Sitting in Jacob Damren’s clover field one day, my father showed me how to find bumble-bee honey. We sat still, and watched the fat bee go his buzzing way from head to head of red clover. At last he had honey enough, and off he started on a swifter, straighter flight, but he was heavy with honey, and we could easily follow. He did not go far, but swung on a long slant to his hole in the ground. We dug where he entered (he emerged, part way through the process, very angry and buzzing) and about six inches down we found the honey cells. There was a lump or cluster of them, perhaps half as big as your hand. They were longer than the cells of honey bees; not hexagonal like these, but roughly cylindrical, dark brown, and full of very good, clear, dark brown honey.

Tresumpscott Pond is a great haunt of whippoorwills. As dusk begins to fringe the coverts of the wood, they begin their strange, almost ghostly chorus, like the swift whistling of a rod through the air, powerful and regular, “whip,” and “whip,” and “whip” again, answering each other all night. I noticed the time of their first notes, one night in early July. The voices of the veeries fell away, and then stopped, at quarter past eight, and at quarter of nine the first whippoorwill struck up, and was instantly answered. (I have known them to begin sharp at eight o’clock, or even earlier.)

It is extremely hard to see the birds themselves, for they lie hid all day in the deep woods, sleeping. Like owls, they seem unable to see well if roused by daylight. At night they gather close about the farms, one perhaps on the roof of the barn, and one or two on a fence (sitting always lengthwise to their perch, never across), and sometimes you can see their shape silhouetted against the sky. Last May, a whippoorwill was bewildered in a sudden gale, and did not get back to the woods, but spent the day sound asleep in broad sunlight on the railing of a balcony, right in the midst of our town. I stood within four feet of him.

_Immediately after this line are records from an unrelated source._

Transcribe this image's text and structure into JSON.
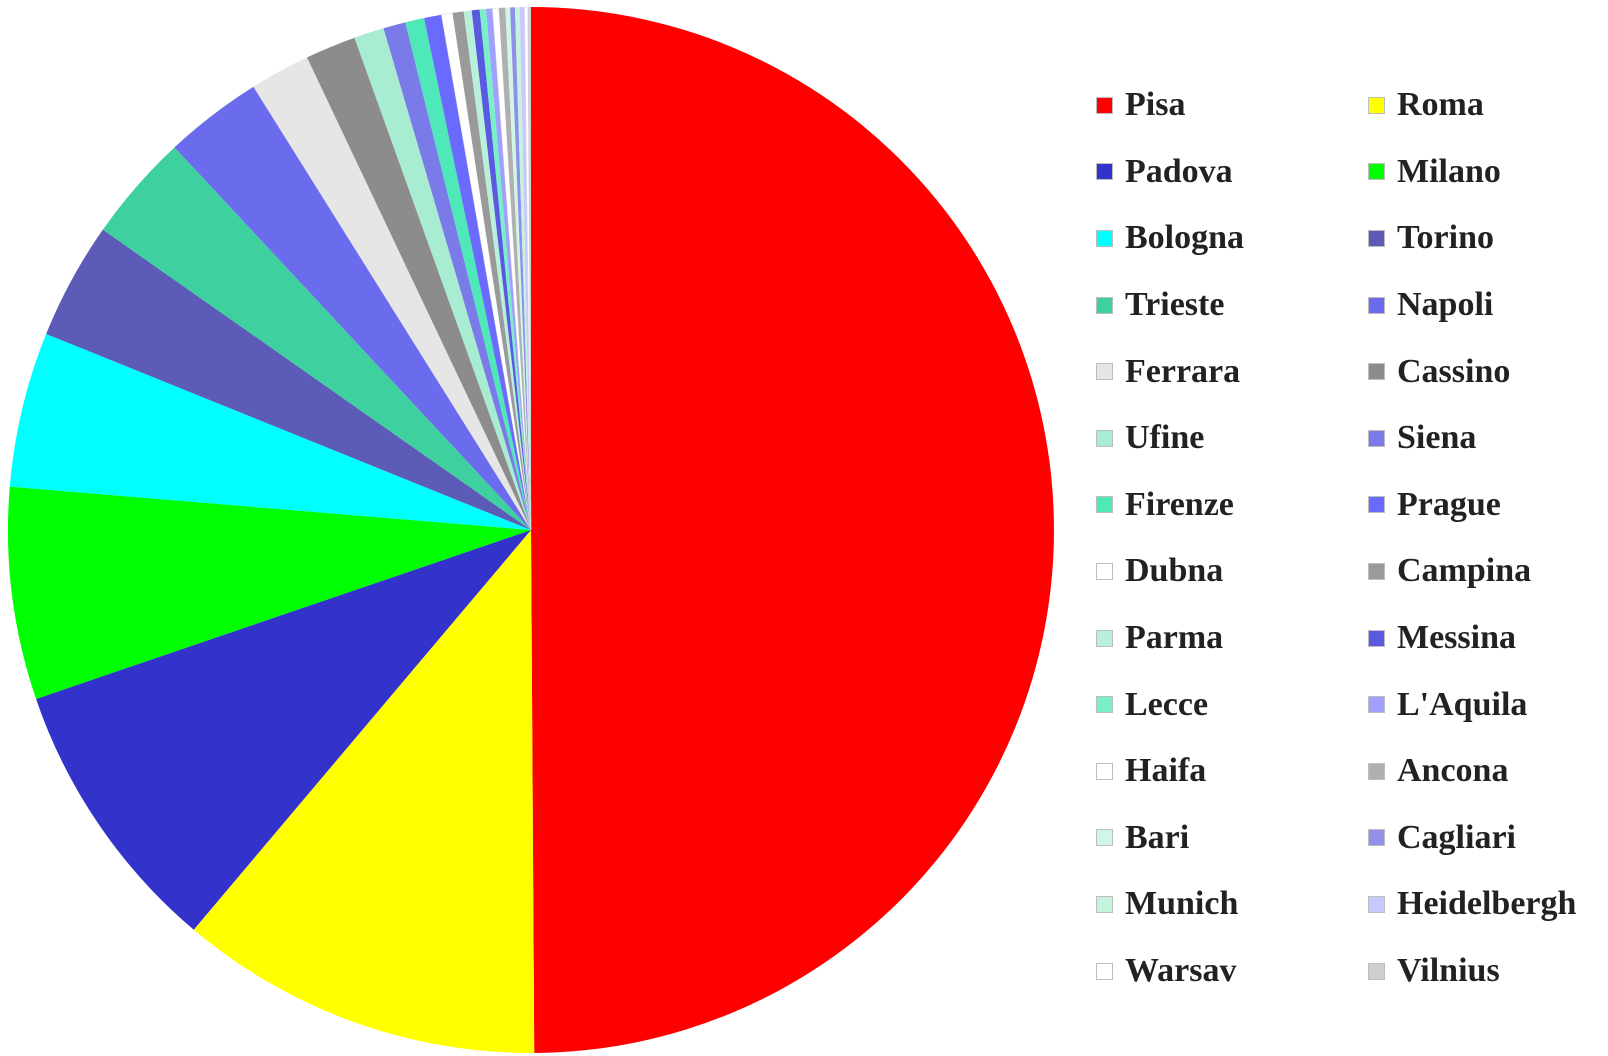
{
  "chart_data": {
    "type": "pie",
    "title": "",
    "start_angle_deg": 0,
    "direction": "clockwise",
    "legend_position": "right",
    "slices": [
      {
        "label": "Pisa",
        "value": 51.0,
        "color": "#ff0000"
      },
      {
        "label": "Roma",
        "value": 11.5,
        "color": "#ffff00"
      },
      {
        "label": "Padova",
        "value": 8.8,
        "color": "#3333cc"
      },
      {
        "label": "Milano",
        "value": 6.7,
        "color": "#00ff00"
      },
      {
        "label": "Bologna",
        "value": 4.9,
        "color": "#00ffff"
      },
      {
        "label": "Torino",
        "value": 3.7,
        "color": "#5c5cb8"
      },
      {
        "label": "Trieste",
        "value": 3.4,
        "color": "#3fd0a0"
      },
      {
        "label": "Napoli",
        "value": 3.1,
        "color": "#6b6bee"
      },
      {
        "label": "Ferrara",
        "value": 1.9,
        "color": "#e6e6e6"
      },
      {
        "label": "Cassino",
        "value": 1.6,
        "color": "#8c8c8c"
      },
      {
        "label": "Ufine",
        "value": 0.95,
        "color": "#a8ecd2"
      },
      {
        "label": "Siena",
        "value": 0.7,
        "color": "#7a7ae8"
      },
      {
        "label": "Firenze",
        "value": 0.6,
        "color": "#4fe8b8"
      },
      {
        "label": "Prague",
        "value": 0.55,
        "color": "#6a6aff"
      },
      {
        "label": "Dubna",
        "value": 0.35,
        "color": "#ffffff"
      },
      {
        "label": "Campina",
        "value": 0.35,
        "color": "#9a9a9a"
      },
      {
        "label": "Parma",
        "value": 0.25,
        "color": "#b8f0dc"
      },
      {
        "label": "Messina",
        "value": 0.25,
        "color": "#5a5ae0"
      },
      {
        "label": "Lecce",
        "value": 0.2,
        "color": "#7af0c8"
      },
      {
        "label": "L'Aquila",
        "value": 0.2,
        "color": "#a0a0ff"
      },
      {
        "label": "Haifa",
        "value": 0.2,
        "color": "#ffffff"
      },
      {
        "label": "Ancona",
        "value": 0.2,
        "color": "#b0b0b0"
      },
      {
        "label": "Bari",
        "value": 0.15,
        "color": "#d0f6e6"
      },
      {
        "label": "Cagliari",
        "value": 0.15,
        "color": "#9090e8"
      },
      {
        "label": "Munich",
        "value": 0.15,
        "color": "#c4f4de"
      },
      {
        "label": "Heidelbergh",
        "value": 0.15,
        "color": "#c8c8ff"
      },
      {
        "label": "Warsav",
        "value": 0.1,
        "color": "#ffffff"
      },
      {
        "label": "Vilnius",
        "value": 0.1,
        "color": "#cfcfcf"
      }
    ]
  }
}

He is a strange-shaped bird, with whiskers like a cat’s, and a flat head; about the size of a small hawk, and mottled, like his cousin the night-hawk, with gray and white markings like those of rocks and lichens, or of some of the larger moths.

CHAPTER XII—HARVEST

In late September an errand took us out to Sam Marston’s again. We wanted a quantity of early farm things, sweet cider, Porter apples, and honey.

The woods were in a flame of fiery color as we drove out through the intricacies of the river hills. They glowed like beds of tulips, with only the dark evergreens to set them off, and turned our whole country into a huge flower garden.

The crops had all been very good this season. Hay and grain were both heavy, and the apple trees had to be propped, the branches were so loaded with fruit. Our own grapes bore heavily.